No había necesidad de hablar. Le habían dado la espalda a su fe. El profesor Sobrecaña había hablado por los tres. Su cobardía (porque nunca se habían atrevido a expresar una duda en vida del anciano) era algo que los ligaba más estrechamente de lo que lo habría hecho la valentía.

—Lo de la salsa del pesar era una exageración —dijo Chirlomirlo—. Sólo lo dije porque, después de todo, ha muerto y en cierto modo lo admirábamos… y me gusta decir algo adecuado en el momento justo, siempre ha sido así. Pero era excesivo.

—Supongo que también lo era «el carámbano de la muerte» —dijo Cañizo con suficiencia—, pero era una frase elegante.

—No cuando resulta que murió quemado vivo —dijo Chirlomirlo, que no veía razón por la que Cañizo no hubiera de retractarse tan completamente como él.

—Con todo —dijo Sobrecaña, que se descubrió ocupando el centro del escenario, normalmente monopolizado por Cañizo—, somos libres. Nuestros ideales han desaparecido. Creemos en el dolor, en la vida, en todas aquellas cosas que él nos decía que no existían.

Cañizo, cuya nariz vítrea reflejaba la vela chorreante, se irguió y, en tono altanero, preguntó a los demás si no convendría más discutir su abandono de las creencias de su difunto maestro algo más lejos de sus despojos. Aunque sin duda estaban fuera del alcance de sus oídos, lo cierto es que no lo parecía.

Salieron de inmediato y, en cuanto la puerta se cerró tras ellos, la llama de la vela, tras un corto y frustrado salto al aire rojo, se arrastró por un instante en su cuenco de cera líquida y se apagó. Según la fantasía de cada uno, el cuchitril rojo se convirtió bien en una pequeña caja negra, bien en una porción de espacio pavoroso e imponderable.

En cuanto se alejaron de la cámara mortuoria, una peculiar ligereza les cantó en los huesos.

—Tenías razón, Sobrecaña, querido amigo…, mucha razón. Somos libres, no hay posibilidad de error. —La voz de Cañizo, tenue, aguda, académica, sonaba con un optimismo que forzó a sus cómplices a mirarlo.

—Sabía que en el fondo tenías corazón —dijo Chirlomirlo sin resuello—. Yo siento lo mismo.

—¡No más ángeles a los que esperar con ansia! —aulló Sobrecaña con un chorro de voz.

—No más desear que llegue el final de la vida —atronó Chirlomirlo.

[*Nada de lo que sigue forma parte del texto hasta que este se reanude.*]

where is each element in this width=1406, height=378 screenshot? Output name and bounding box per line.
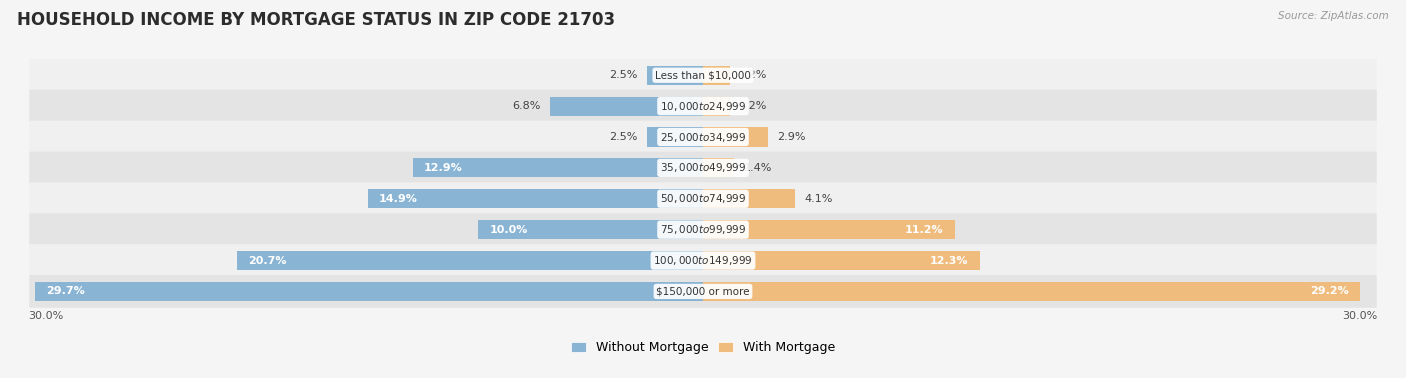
Text: 30.0%: 30.0% xyxy=(1343,311,1378,321)
Text: 20.7%: 20.7% xyxy=(249,256,287,265)
FancyBboxPatch shape xyxy=(30,275,1376,308)
FancyBboxPatch shape xyxy=(30,90,1376,122)
Text: 11.2%: 11.2% xyxy=(905,225,943,235)
Bar xyxy=(238,251,703,270)
Text: $25,000 to $34,999: $25,000 to $34,999 xyxy=(659,130,747,144)
Bar xyxy=(703,66,730,85)
Text: 29.2%: 29.2% xyxy=(1310,287,1348,296)
Text: 10.0%: 10.0% xyxy=(489,225,527,235)
FancyBboxPatch shape xyxy=(30,152,1376,184)
Bar xyxy=(647,66,703,85)
Bar xyxy=(703,96,730,116)
Legend: Without Mortgage, With Mortgage: Without Mortgage, With Mortgage xyxy=(565,336,841,359)
Bar xyxy=(703,189,796,208)
Text: 1.2%: 1.2% xyxy=(740,70,768,80)
Text: 12.9%: 12.9% xyxy=(425,163,463,173)
Text: 12.3%: 12.3% xyxy=(929,256,969,265)
Bar xyxy=(647,127,703,147)
Bar xyxy=(703,251,980,270)
Bar xyxy=(550,96,703,116)
Text: Less than $10,000: Less than $10,000 xyxy=(655,70,751,80)
Bar xyxy=(703,127,768,147)
Text: $75,000 to $99,999: $75,000 to $99,999 xyxy=(659,223,747,236)
FancyBboxPatch shape xyxy=(30,213,1376,246)
Text: 2.5%: 2.5% xyxy=(609,132,638,142)
Text: Source: ZipAtlas.com: Source: ZipAtlas.com xyxy=(1278,11,1389,21)
Bar xyxy=(703,282,1360,301)
FancyBboxPatch shape xyxy=(30,59,1376,91)
Bar xyxy=(703,220,955,239)
Bar xyxy=(478,220,703,239)
Text: $35,000 to $49,999: $35,000 to $49,999 xyxy=(659,161,747,174)
Text: $10,000 to $24,999: $10,000 to $24,999 xyxy=(659,100,747,113)
FancyBboxPatch shape xyxy=(30,244,1376,277)
Bar xyxy=(35,282,703,301)
Bar xyxy=(703,158,734,177)
Text: $150,000 or more: $150,000 or more xyxy=(657,287,749,296)
Text: $100,000 to $149,999: $100,000 to $149,999 xyxy=(654,254,752,267)
Text: 1.4%: 1.4% xyxy=(744,163,772,173)
Bar xyxy=(368,189,703,208)
Text: 30.0%: 30.0% xyxy=(28,311,63,321)
Text: 2.5%: 2.5% xyxy=(609,70,638,80)
Text: 29.7%: 29.7% xyxy=(46,287,84,296)
FancyBboxPatch shape xyxy=(30,121,1376,153)
Text: 4.1%: 4.1% xyxy=(804,194,832,204)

—Vamos, amigos —gritó Cañizo, el del rostro vítreo, olvidando su dignidad—, ¡reanudemos nuestra vida! —Y, agarrándolos de los hombros, los llevó rápidamente por el corredor con la cabeza erguida y el birrete audazmente inclinado. Las tres togas ondearon tras ellos, al igual que las borlas de sus tocados, cuando apretaron el paso. Girando hacia aquí o hacia allá, casi deslizándose sobre el suelo, recorrieron las arterias de fría piedra hasta que, de pronto, irrumpiendo a plena luz en el flanco meridional de Gormenghast, se vieron ante los vastos espacios bañados por el sol, los altos árboles que bordeaban las estribaciones y la montaña misma brillando contra el intenso azul del cielo. Durante unos segundos, los asaltó el recuerdo de la imagen de la habitación de su difunto maestro.

—¡Oh, exuberancia! —gritaron—. ¡Oh, exuberancia sin fin!

Y, echando a correr y luego a galopar, los tres profesores emancipados, tomados de la mano, con las negras togas flotando al viento, brincaron por el dorado paisaje y sus sombras saltaron junto a ellos.